Ирвин приступил к ответам на поставленные вопросы. Окинув взглядом стол, за которым сидели трое корейцев, обращенная в иудаизм баптистка, один заблудший методист и один католик — человек, придерживающийся сомнительных взглядов на церковь и ее служителей, но сам, безусловно, принадлежащий к когорте мучеников, Ирвин поднял свою «Агаду» и на полном серьезе начал читать: «Когда мы томились в египетском рабстве…» Джеймс Лир внимательно следил за жестикуляцией Ирвина, который время от времени вскидывал указательный палец и покачивал им на уровне собственного уха, иногда он переводил взгляд на его седую голову, слегка подрагивающую на тощей сухой шее, и слушал ответы на свои Четыре Вопроса; на его лице была написана вселенская сосредоточенность, обычно появляющаяся на лицах сильно пьяных молодых людей, пытающихся вникнуть в суть вещей, которые не представляют для них абсолютно никакого интереса.
Затем мы по очереди начали читать историю о четырех сыновьях, об этих единокровных, но таких разных братьях: один ханжа и лицемер, другой полный тупица, третий откровенный подлец, а четвертый просто инфантильный растяпа — догадайтесь, в ком из них я узнал себя, — всю жизнь братьев критиковали и сравнивали друг с другом всякими изощренными способами, которые впоследствии были взяты на вооружение еврейскими родителями и в течение многих веков служили им настоящим пособием по воспитанию детей. Далее шел длинный пересказ трагической и по-оперному масштабной, но, насколько я мог судить, вполне типичной истории о жизни евреев в египетском рабстве, с невероятным количеством самых разных сюжетов от удивительных подвигов Иосифа до избиения еврейских младенцев. Как правило, примерно на этом месте у меня возникало желание попросить подушку и предаться моему собственному небольшому пасхальному возлежанию. Я откинулся на спинку стула, прикрыл глаза и почувствовал, что уплываю в какую-то туманную даль: я, одинокий и беззащитный, лежу на дне маленькой корзины из ивовых прутьев и под шорох прибрежного тростника ритмично покачиваюсь на волнах большой илистой реки; Египет превратился для меня в высокое лазурное небо, в злобное ворчание голодного крокодила и в звонкий смех принцессы и ее служанок, играющих на берегу, неподалеку от того места, к которому прибило мою корзину. Я почувствовал резкую боль в левом боку и распахнул глаза. Джеймс изо всех сил заехал мне локтем под ребра.
— Что? — я встрепенулся. — Моя очередь читать?

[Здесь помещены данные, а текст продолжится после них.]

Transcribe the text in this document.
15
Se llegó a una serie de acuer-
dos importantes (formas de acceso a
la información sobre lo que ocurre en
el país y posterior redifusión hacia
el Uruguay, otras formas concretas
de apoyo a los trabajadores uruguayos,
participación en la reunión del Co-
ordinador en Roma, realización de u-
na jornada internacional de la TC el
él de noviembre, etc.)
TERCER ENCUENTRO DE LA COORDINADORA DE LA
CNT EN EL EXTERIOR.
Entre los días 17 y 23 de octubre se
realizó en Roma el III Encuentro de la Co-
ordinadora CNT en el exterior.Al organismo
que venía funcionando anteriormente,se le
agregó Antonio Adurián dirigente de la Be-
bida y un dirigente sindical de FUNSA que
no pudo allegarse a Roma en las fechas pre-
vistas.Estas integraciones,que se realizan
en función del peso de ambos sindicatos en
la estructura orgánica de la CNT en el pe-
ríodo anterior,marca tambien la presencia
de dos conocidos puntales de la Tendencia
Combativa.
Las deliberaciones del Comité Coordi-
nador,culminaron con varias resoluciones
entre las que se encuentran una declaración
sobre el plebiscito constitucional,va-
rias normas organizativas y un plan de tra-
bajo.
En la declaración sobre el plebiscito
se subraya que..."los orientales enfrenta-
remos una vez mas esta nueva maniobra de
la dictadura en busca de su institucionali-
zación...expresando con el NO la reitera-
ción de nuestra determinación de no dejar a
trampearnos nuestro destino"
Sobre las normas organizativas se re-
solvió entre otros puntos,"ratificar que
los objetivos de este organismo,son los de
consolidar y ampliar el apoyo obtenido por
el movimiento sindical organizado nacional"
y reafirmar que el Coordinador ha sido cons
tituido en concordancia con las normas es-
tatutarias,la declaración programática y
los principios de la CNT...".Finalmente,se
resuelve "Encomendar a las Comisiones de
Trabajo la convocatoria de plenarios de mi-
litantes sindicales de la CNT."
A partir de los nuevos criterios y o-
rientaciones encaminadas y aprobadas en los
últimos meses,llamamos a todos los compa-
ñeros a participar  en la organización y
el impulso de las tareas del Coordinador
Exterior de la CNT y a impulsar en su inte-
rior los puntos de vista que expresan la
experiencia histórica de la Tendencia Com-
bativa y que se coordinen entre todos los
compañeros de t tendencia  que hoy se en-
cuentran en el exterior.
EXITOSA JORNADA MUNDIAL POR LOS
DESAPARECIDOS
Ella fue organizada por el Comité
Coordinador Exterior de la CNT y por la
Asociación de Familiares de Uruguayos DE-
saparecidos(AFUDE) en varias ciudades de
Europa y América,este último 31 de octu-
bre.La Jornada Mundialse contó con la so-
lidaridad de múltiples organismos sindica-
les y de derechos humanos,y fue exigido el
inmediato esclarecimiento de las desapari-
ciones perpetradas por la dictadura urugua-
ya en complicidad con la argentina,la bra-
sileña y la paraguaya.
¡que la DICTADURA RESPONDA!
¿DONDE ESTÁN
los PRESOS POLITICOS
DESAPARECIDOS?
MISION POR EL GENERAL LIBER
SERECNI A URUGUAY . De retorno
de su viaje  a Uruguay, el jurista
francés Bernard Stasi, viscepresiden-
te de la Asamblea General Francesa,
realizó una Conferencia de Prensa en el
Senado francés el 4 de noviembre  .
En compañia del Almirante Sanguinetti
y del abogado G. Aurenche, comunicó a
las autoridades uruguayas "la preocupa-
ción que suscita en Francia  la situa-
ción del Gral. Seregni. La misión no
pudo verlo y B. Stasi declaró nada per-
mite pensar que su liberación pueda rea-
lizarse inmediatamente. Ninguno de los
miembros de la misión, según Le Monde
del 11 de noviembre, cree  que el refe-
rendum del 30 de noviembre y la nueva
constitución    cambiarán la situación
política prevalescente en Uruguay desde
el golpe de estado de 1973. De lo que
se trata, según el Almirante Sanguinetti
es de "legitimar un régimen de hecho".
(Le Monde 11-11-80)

— Если тебя не затруднит, — сухо, с нескрываемой досадой в голосе бросил Ирвин. Я посмотрел на сидящую рядом жену и на всех ее родственников. «Опять под кайфом», — было написано на их лицах. В этот момент желудок Ирвина издал долгий протяжный звук, похожий на ворчание голодного крокодила, и все засмеялись. — Думаю, нам стоит немного прибавить темп, — сказал Ирвин.
Он в двух словах изложил нам историю обо всех десяти казнях египетских. Мы, соблюдая ритуал, вкусили сандвичи из мацы, затем вторая чаша была наполнена вином, Ирвин благословил напиток, и вновь Джеймс, если не считать десяти капель, пролитых в память о египтянах, на которых обрушились все эти несчастья, одним махом выпил свою чашу, после чего расплылся в счастливой улыбке, как моряк, благополучно добравшийся до родных берегов.

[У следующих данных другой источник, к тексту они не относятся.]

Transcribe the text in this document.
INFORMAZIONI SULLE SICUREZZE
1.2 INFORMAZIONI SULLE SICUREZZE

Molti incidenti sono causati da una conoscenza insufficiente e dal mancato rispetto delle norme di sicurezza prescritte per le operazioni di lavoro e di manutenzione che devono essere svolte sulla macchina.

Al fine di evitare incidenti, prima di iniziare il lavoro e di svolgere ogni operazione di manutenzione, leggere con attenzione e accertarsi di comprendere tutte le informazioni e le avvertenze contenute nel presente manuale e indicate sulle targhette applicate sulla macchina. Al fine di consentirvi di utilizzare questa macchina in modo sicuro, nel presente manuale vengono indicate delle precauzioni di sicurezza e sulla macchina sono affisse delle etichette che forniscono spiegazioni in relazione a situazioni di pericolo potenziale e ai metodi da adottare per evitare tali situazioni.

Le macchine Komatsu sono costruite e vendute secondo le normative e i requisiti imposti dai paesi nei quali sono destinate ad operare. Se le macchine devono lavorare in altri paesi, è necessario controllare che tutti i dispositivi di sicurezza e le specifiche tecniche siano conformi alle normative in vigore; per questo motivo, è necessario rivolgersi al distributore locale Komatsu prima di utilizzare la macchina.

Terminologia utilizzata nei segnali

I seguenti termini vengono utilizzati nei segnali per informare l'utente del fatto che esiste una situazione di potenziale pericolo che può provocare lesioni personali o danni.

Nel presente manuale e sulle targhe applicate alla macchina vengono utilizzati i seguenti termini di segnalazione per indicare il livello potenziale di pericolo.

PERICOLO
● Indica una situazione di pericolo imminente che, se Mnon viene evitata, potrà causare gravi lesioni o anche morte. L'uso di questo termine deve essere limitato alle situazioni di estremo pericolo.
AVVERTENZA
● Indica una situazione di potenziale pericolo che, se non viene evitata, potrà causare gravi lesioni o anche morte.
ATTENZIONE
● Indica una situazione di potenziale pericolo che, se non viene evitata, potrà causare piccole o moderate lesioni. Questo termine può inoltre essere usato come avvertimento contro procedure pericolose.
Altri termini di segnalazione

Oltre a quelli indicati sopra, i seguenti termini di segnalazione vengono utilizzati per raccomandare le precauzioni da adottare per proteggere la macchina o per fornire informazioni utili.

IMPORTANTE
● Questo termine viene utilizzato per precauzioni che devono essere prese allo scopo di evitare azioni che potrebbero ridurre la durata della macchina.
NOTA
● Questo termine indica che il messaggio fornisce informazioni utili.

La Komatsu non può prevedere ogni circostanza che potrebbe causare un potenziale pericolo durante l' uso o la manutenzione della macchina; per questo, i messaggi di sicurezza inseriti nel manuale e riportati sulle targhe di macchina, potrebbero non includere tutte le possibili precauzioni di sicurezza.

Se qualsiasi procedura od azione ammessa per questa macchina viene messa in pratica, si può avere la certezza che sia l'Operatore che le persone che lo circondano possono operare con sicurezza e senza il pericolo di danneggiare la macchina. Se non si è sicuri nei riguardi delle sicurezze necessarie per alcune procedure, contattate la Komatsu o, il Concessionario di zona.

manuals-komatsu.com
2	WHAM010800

— Возьми яйцо, — сказал Ирвин. — Джеймс, возьми яйцо.
Наконец наступило время трапезы. Пока мы уплетали сваренные вкрутую яйца, Айрин, Мари и Эмили раскладывали по тарелкам первое блюдо: холодные скользкие куски фаршированной рыбы — рыба никогда не относилась к числу моих любимых блюд. Джеймс, упорно игнорируя предложение Ирвина разрезать рыбу, пытался разделаться со своей порцией без помощи ножа, орудуя одной лишь вилкой и немного придерживая кусок указательным пальцем левой руки.
— Это щука, — сообщил Ирвин таким обнадеживающим тоном, словно данный факт должен был придать Джеймсу сил и пробудить в нем зверский аппетит.
— Щука?!
— Хищник, — успокоил его Фил. — Живет под гнилыми корягами. Одному богу известно, чем эта рыбина питается.
Прибегнув к маленькой хитрости, Джеймс спрятал недоеденную рыбу под розовой кашицей из тертого хрена и отодвинул тарелку. Когда подали второе блюдо — восхитительно пахнущий суп с клецками из мацы, Джеймс с трудом подавил вздох облегчения.
— И что это символизирует? — спросил Джеймс, поддев ложкой плавающий у него в тарелке комочек теста.
— Что
— Вот эти круглые штучки, и фаршированная рыба, и вареные яйца. Почему мы едим так много маленьких белых шариков?
— Потому что у Моисея тоже были яйца, — выдвинул свою версию Фил.
— Да, возможно, это символ жизни и плодородия, — согласился Ирвин.
— Ну, с плодородием в этой семье не очень, — вставила Дебора. Она посмотрела в мою сторону и демонстративно отвернулась. — По крайней мере, у некоторых из ее членов.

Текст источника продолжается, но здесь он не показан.